永遠に続くかと思われた地獄の二人三脚練習が終わり、僕は疲労困憊で文字通り這いつくばるようにして更衣室を目指していた。あの昼の体育の授業から今の今まで僕たちはすべての授業をサボってただひたすらに二人三脚の練習を繰り返し続けていたのだ。
ほかの生徒のおかしなものを見るかのような視線は今でも思い起こせる。まあ、誰も本気でやっていない二人三脚をただひたすらに必死で練習している人間がいたら誰だって気になるのは当たり前か。
あちこち筋肉痛の体をひきずりながら校舎を歩く。土だらけの体操服を早く着替えたいものだ。
いまいち力の入らない足を前にノロノロと出しながら廊下を歩いていると、遠くのほうに誰かが横たわっていることに気がついた。
僕たちの来ているような体操服ではない、本格的な陸上用のユニフォームをまとった女子である。恐らくは敵対選手の手の者に襲われたのだろう。

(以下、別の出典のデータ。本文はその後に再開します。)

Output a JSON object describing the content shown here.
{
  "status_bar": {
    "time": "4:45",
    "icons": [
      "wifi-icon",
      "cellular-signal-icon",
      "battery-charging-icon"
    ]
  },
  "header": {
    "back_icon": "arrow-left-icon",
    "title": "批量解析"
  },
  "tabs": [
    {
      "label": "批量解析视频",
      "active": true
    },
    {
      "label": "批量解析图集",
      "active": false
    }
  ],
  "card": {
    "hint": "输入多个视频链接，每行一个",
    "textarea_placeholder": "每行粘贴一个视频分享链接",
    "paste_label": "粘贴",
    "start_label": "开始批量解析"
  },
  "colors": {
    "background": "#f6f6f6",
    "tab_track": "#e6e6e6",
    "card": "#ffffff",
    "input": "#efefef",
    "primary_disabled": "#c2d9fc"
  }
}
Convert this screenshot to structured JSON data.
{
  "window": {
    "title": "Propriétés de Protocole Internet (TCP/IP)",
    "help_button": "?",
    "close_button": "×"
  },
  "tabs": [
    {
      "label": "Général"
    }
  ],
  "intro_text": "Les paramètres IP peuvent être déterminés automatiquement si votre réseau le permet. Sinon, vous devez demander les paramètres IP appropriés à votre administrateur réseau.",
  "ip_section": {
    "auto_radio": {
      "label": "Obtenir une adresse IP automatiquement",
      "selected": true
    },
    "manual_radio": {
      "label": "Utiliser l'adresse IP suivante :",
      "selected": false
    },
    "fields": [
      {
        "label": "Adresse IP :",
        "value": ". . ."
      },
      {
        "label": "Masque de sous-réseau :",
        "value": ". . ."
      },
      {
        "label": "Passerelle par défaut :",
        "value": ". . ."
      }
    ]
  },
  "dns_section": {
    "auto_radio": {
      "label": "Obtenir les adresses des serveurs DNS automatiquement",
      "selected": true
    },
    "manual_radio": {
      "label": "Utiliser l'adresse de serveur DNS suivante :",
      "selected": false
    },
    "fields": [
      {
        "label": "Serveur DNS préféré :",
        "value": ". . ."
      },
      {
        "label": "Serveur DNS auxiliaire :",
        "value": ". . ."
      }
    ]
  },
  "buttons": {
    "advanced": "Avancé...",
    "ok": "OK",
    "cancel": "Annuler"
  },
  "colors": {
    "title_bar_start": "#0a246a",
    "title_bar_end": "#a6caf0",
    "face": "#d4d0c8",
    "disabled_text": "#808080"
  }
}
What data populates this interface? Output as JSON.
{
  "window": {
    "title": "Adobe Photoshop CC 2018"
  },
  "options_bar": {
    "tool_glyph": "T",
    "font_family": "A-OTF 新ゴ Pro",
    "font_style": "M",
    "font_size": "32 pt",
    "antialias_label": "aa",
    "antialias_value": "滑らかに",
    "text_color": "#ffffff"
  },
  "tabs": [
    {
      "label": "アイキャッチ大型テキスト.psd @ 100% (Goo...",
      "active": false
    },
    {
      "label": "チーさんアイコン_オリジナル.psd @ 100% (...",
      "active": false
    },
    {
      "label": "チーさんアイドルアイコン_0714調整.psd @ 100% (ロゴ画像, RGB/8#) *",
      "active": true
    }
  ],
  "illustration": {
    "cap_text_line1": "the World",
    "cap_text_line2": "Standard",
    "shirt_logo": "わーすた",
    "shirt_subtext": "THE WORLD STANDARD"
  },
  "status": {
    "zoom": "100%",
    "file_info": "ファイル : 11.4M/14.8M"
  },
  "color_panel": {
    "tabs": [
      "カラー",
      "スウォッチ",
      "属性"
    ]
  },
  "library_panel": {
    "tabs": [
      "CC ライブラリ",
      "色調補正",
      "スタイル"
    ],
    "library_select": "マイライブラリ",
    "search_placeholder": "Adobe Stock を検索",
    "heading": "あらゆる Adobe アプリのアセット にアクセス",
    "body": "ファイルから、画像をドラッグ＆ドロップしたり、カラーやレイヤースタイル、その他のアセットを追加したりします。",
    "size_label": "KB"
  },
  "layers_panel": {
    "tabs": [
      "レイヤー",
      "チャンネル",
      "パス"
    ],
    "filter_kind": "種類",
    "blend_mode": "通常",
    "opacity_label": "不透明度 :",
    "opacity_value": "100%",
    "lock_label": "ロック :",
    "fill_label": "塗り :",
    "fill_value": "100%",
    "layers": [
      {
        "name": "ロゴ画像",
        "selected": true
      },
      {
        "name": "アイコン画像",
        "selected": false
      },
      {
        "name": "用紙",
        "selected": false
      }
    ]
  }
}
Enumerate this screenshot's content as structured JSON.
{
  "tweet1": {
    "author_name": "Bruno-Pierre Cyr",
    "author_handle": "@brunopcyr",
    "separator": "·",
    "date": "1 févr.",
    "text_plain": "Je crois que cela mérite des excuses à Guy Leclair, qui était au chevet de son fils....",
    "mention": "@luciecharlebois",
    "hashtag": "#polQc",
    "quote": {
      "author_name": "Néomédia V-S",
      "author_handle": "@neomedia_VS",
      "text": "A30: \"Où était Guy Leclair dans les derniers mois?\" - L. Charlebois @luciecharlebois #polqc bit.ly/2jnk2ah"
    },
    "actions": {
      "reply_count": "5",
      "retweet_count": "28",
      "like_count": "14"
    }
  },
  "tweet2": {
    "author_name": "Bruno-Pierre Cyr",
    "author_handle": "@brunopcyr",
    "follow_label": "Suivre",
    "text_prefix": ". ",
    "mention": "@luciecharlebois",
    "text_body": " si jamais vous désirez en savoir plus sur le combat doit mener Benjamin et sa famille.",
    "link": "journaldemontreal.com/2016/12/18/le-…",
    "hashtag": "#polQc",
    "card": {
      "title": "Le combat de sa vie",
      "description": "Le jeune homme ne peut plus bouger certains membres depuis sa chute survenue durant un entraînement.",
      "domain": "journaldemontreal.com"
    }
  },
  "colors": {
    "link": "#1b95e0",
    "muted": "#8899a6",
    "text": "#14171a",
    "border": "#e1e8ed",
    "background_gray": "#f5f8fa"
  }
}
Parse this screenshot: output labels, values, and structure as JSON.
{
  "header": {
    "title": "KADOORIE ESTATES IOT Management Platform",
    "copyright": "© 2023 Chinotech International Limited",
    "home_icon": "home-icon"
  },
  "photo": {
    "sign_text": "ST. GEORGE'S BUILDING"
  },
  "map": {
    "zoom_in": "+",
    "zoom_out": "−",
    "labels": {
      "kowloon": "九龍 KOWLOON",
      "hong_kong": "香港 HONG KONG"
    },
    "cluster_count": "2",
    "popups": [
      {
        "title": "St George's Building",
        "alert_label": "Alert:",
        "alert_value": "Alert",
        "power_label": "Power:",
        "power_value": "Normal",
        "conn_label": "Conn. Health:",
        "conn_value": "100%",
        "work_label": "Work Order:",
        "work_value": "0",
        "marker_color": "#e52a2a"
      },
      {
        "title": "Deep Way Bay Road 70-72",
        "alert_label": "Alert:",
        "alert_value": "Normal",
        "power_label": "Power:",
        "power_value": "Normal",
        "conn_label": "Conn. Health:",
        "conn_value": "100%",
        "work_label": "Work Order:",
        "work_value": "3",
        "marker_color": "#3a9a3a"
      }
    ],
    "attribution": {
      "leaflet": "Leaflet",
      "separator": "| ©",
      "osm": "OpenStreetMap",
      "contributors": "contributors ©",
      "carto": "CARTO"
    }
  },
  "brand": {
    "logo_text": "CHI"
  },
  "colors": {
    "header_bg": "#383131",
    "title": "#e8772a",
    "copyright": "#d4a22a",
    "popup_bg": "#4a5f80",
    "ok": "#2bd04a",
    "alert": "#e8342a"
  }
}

体育祭関係のゴタゴタに巻きこまれたくはないのだが、見過ごすわけにもいかない。ため息をつきながら僕はその人影に駆け寄った。
「大丈夫ですか?」
周囲にほかの生徒の姿、特に刺客の姿がないことを確認してからその生徒の肩を揺さぶる。が、反応がない。特に怪我をしている様子もないので、もしかするとただ単に練習の疲労がたまって倒れてしまったのだろうか。
しかたがないので僕は図書室まで連れていくことにした。ここで放置していればまた誰かに襲われないとも限らない。
背負うためにその生徒の体を起こしたとき、初めて僕はその顔を目にした。見慣れたその人影の正体に目を見開く。
「獅子王…………?」
あの"郵便屋"であり僕の数少ない友人のひとりである獅子王が眉間にしわを寄せたまま気を失っていた。